Peebinga is a town and locality in the Australian state of South Australia. Peebinga was the terminus of the Peebinga railway line which was built in 1914 as part of a major state government project to open up the Murray Mallee for grazing and cropping.

When the railway was built, it terminated in the scrub in the district of Peebinga. The town was later surveyed in 1924 adjacent to the railway station. The current locality of Peebinga includes the historic place of Mootatunga. Mootatunga was the next-to-last stop on the railway line, and is now adjacent to Peebinga Conservation Park and the Browns Well Highway, 5 km west of Peebinga itself. Peebinga was named by Governor of South Australia, Tom Bridges after the district, which had previously been named by Governor Day Bosanquet in 1912 from the Aboriginal name for a rock hole in the area. Mootatunga was the native name for a totem of the tribe. The town was also surveyed in 1924.

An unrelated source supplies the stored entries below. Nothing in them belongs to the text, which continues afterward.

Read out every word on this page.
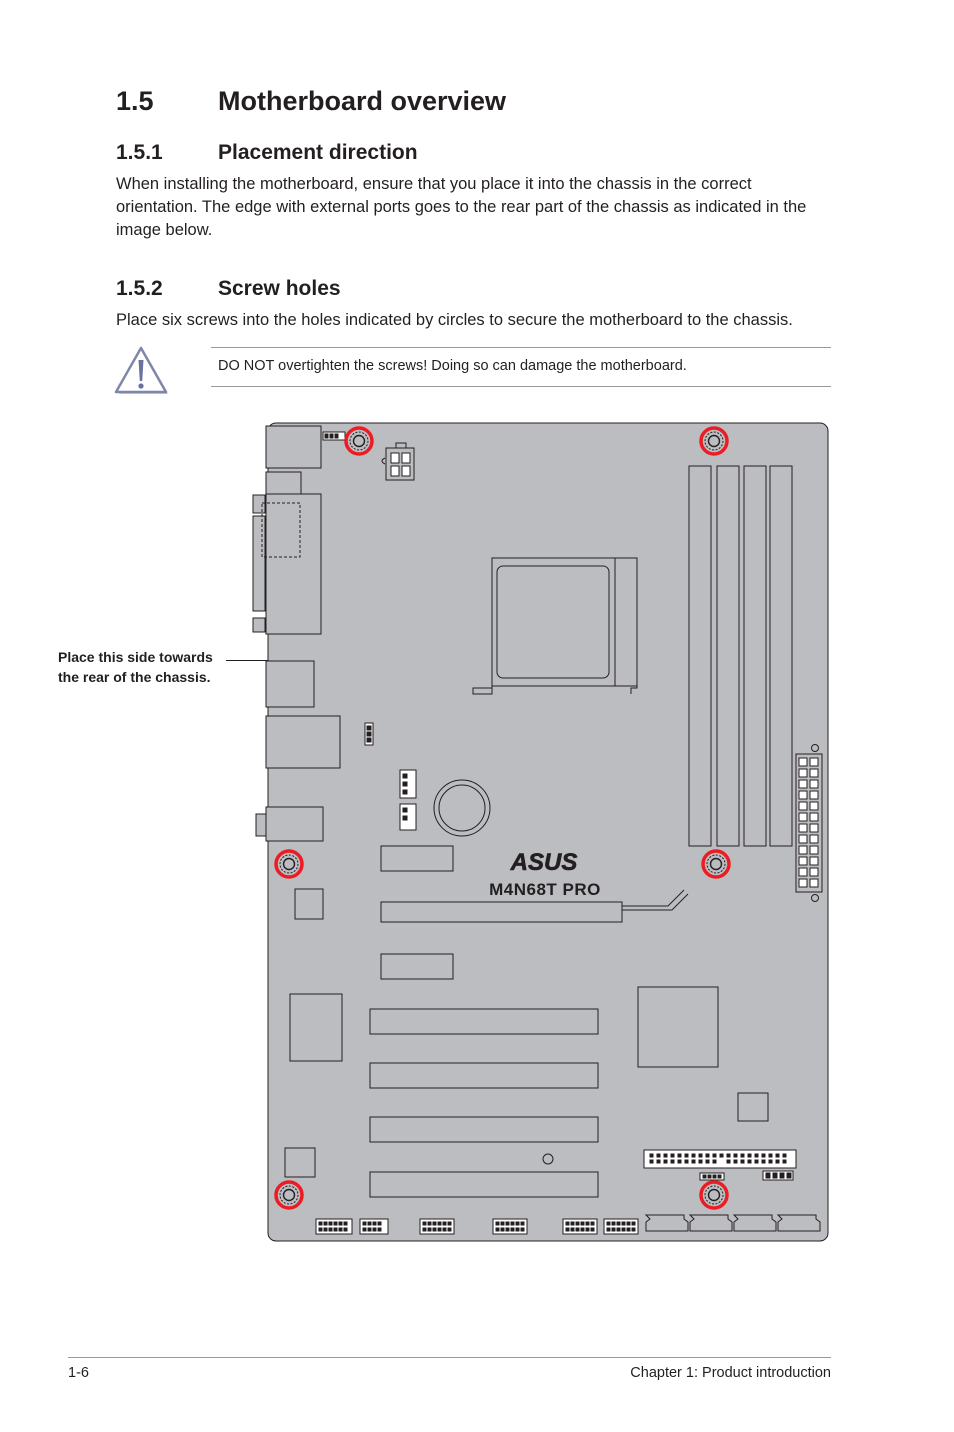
1.5 Motherboard overview
1.5.1	Placement direction
When installing the motherboard, ensure that you place it into the chassis in the correct orientation. The edge with external ports goes to the rear part of the chassis as indicated in the image below.
1.5.2	Screw holes
Place six screws into the holes indicated by circles to secure the motherboard to the chassis.
DO NOT overtighten the screws! Doing so can damage the motherboard.
Place this side towards
the rear of the chassis.
ASUS
M4N68T PRO
1-6	Chapter 1: Product introduction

The railway closed in 1990. The post office opened in 1926 and closed in 1986. Peebinga school opened in 1938 but is now also closed.

The 2016 Australian census which was conducted in August 2016 reports that Peebinga had a population of 32 people.

Peebinga is located within the federal division of Barker, the state Electoral district of Chaffey and the local government area of the District Council of Loxton Waikerie.